Хвалить самого себя считается предосудительной нескромностью, хвалить свою партию, свою философию, свое миросозерцание — почитается чуть ли не высшим долгом. И даже лучшие писатели по крайней мере столько же заботились о прославлении своего миросозерцания, сколько об его "обосновании" — причем в первом деле всегда успевали больше, чем во втором. Доказаны или не доказаны их идеи — они самое нужное, что бывает в жизни: в горе они утешительницы, в трудном положении — умные советчицы. С ними и умирать не страшно — они пойдут и за могилу с человеком, в качестве единственного на земле нетленного богатства. Все это философы говорили о своих идеях — и очень красноречиво говорили, не хуже, чем адвокаты о своих клиентах, норах и мошенниках. А между тем о философах еще никто ни разу не сказал: нанятая совесть. Почему?

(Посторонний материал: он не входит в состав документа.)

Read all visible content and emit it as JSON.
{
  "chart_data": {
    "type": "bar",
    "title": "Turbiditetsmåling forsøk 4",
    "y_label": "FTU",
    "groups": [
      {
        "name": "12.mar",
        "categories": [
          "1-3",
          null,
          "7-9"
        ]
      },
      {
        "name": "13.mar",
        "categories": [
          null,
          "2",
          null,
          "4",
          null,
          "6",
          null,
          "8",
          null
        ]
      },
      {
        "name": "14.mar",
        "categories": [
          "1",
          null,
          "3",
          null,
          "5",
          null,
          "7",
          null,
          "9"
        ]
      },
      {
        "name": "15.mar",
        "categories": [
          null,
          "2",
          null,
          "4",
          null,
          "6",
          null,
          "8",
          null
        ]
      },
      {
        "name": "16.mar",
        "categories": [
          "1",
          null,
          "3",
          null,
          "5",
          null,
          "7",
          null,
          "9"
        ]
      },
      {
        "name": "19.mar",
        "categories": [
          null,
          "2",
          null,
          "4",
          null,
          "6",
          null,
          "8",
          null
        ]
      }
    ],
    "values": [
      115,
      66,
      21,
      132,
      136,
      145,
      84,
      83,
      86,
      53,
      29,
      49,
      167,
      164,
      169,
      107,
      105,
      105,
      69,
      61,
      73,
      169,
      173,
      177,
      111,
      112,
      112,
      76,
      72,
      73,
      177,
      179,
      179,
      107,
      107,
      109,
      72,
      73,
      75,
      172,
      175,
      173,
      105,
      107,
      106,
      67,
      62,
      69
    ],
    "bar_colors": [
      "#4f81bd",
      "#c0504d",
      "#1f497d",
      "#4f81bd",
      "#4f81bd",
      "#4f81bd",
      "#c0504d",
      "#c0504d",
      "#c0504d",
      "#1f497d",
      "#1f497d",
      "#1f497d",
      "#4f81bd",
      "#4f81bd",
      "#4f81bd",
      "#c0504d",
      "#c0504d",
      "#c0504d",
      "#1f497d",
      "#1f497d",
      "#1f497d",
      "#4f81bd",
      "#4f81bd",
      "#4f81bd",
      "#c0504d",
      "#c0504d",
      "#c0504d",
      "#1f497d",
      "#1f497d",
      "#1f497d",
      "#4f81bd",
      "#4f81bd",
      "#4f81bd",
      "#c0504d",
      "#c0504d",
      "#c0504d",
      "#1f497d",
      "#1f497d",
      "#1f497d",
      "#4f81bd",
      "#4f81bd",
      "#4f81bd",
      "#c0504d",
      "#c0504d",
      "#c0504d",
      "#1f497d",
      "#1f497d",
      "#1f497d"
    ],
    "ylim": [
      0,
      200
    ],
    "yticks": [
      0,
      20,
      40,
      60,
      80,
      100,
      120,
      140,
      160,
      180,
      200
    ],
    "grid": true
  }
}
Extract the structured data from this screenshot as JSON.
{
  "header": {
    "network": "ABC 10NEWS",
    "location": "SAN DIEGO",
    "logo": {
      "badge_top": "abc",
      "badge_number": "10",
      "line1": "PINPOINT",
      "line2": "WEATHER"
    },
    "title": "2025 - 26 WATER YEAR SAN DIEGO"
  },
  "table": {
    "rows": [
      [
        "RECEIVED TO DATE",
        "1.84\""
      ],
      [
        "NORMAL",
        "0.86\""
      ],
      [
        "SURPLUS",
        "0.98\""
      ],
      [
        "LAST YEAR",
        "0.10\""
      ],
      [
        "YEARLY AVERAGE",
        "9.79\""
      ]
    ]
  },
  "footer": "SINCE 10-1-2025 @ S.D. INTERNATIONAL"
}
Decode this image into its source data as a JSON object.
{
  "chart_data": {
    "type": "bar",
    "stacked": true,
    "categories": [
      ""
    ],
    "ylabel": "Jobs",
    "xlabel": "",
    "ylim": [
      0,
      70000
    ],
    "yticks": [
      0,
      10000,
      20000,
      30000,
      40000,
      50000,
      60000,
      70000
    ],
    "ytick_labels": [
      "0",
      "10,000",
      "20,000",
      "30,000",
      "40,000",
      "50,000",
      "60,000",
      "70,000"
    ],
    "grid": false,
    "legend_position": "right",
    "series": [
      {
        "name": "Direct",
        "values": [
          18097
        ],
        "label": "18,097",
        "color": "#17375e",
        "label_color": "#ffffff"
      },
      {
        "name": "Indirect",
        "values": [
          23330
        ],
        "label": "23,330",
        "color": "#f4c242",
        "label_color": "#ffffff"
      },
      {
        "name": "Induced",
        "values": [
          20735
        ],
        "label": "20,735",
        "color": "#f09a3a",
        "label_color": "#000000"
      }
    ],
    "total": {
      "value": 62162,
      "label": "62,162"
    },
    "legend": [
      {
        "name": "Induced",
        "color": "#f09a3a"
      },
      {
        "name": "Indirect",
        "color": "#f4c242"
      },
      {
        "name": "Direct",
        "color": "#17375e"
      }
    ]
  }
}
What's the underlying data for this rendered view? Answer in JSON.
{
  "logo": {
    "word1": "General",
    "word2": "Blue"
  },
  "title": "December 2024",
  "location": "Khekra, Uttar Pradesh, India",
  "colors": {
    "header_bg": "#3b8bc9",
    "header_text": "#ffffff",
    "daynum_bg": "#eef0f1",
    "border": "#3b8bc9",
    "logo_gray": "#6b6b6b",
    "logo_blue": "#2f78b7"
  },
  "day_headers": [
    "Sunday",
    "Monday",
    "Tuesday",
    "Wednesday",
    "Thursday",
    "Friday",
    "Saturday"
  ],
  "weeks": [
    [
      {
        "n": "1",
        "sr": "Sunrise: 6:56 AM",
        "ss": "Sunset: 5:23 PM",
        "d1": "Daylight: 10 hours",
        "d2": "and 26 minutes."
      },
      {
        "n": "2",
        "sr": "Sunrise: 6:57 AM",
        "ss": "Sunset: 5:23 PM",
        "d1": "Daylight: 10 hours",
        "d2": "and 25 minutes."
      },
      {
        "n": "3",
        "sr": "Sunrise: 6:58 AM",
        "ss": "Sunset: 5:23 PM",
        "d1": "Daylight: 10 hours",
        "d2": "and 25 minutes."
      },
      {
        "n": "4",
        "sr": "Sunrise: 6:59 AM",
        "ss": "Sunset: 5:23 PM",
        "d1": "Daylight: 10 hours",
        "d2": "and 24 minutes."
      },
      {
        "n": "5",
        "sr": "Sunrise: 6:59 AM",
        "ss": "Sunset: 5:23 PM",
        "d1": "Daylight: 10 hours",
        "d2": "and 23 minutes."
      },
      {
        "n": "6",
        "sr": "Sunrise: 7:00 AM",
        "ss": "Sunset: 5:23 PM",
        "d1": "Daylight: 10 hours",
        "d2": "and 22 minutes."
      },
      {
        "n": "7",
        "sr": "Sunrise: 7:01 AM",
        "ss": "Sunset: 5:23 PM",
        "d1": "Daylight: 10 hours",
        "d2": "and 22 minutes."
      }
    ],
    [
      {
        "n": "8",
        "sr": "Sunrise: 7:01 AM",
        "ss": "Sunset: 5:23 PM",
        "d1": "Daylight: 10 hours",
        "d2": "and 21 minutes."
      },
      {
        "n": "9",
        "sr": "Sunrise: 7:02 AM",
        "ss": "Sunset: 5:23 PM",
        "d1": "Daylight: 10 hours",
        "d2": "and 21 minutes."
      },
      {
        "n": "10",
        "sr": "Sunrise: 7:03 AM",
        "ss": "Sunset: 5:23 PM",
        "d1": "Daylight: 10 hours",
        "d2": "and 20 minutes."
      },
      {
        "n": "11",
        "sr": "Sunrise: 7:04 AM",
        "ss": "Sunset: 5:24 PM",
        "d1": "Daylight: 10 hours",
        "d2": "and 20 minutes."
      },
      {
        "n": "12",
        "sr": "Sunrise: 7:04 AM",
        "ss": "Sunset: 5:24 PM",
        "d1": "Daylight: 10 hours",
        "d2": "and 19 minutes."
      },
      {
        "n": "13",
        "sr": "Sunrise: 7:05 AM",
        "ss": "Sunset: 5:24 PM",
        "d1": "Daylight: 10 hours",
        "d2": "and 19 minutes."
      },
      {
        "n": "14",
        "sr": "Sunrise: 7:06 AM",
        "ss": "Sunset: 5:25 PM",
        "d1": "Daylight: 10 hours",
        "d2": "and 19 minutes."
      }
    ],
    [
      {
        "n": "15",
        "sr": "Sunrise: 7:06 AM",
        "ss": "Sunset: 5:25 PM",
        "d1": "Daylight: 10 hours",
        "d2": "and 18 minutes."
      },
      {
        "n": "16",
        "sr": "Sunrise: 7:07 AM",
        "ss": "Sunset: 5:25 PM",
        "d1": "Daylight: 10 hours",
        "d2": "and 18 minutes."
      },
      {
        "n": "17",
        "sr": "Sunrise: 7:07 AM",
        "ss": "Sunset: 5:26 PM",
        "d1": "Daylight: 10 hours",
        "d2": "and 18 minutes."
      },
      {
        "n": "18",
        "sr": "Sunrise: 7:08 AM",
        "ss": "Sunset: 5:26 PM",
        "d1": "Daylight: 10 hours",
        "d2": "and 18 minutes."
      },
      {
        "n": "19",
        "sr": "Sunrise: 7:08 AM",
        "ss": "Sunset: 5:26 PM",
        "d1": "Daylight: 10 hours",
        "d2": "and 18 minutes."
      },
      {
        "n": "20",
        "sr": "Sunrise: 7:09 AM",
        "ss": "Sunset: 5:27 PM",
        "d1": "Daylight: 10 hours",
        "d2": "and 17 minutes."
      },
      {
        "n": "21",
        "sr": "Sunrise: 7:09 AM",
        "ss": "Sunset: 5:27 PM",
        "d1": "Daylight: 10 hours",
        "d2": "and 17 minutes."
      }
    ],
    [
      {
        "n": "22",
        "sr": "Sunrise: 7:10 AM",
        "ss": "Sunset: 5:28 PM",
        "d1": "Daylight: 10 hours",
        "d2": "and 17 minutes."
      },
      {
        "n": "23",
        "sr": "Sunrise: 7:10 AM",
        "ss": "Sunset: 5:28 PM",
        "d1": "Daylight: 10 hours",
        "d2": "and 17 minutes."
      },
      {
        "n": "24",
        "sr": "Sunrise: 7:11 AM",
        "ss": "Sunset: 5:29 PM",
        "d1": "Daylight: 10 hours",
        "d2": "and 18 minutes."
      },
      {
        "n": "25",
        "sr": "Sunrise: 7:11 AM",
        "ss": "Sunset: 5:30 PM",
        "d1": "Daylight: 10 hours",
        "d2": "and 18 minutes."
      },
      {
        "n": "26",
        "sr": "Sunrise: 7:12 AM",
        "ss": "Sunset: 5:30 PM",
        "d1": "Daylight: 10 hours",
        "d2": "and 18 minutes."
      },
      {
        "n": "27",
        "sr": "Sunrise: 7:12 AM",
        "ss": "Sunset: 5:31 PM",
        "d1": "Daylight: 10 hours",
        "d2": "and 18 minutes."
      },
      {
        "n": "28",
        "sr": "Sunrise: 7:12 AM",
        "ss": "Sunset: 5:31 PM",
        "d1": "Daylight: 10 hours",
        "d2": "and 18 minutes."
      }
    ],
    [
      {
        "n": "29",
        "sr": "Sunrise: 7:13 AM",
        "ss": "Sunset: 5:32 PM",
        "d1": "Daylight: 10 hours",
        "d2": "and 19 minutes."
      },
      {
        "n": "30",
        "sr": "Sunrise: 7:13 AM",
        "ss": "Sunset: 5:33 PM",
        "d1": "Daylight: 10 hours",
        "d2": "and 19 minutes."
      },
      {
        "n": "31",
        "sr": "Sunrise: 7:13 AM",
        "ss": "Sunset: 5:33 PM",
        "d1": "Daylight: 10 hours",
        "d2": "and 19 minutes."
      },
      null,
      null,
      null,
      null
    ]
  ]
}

Философы умеют внушать к себе доверие! Общее предположение всякой метафизики: диалектическим развитием какого-нибудь понятия можно прийти к построению всеобъемлющей и всеобъясняющей системы. На самом деле уже первый вывод из посылки даже аn und fur sich верной, обыкновенно бывает более или менее неправильным. Об остальных нечего и говорить! Но так как ложь в области отвлеченных понятий очень трудно бывает отличить от истины, даже и при искреннем желании, то часто философские системы имеют очень убедительный вид — так что недостатки их вскрываются обыкновенно только случайно. Когда у человека притупляется вкус к логическои игре ума, он как Тургенев в последние годы жизни, внезапно убеждается в ненужности какого бы то ни было мировоззрения. Рассказывают, что один знаменитый математик, прослушавши музыкальную симфонию, спросил: "что она доказывает?" Разумеется, ничего она не доказывает, кроме того, что у математика не было вкуса к музыке. Тому, у кого нет вкуса к диалектике — философия тоже ничего не может доказать. Поэтому лицам, заинтересованным в успехах философии, нужно всегда поддерживать в обществе убеждение, что вкус к диалектике делает честь человеку, свидетельствуя о возвышенности его души. Они это и делают сознательно или бессознательно и своими сладкогласными напевами умели заворожить чуткую душу Тургенева. Но все-таки Тургенев, остававшийся до самой почти смерти убежденным "заладником" в конце концов не мог вполне стать европейцем, несмотря на то, что хотел того ото всей души и несмотря на то, что был поставлен в самые благоприятные для того условия.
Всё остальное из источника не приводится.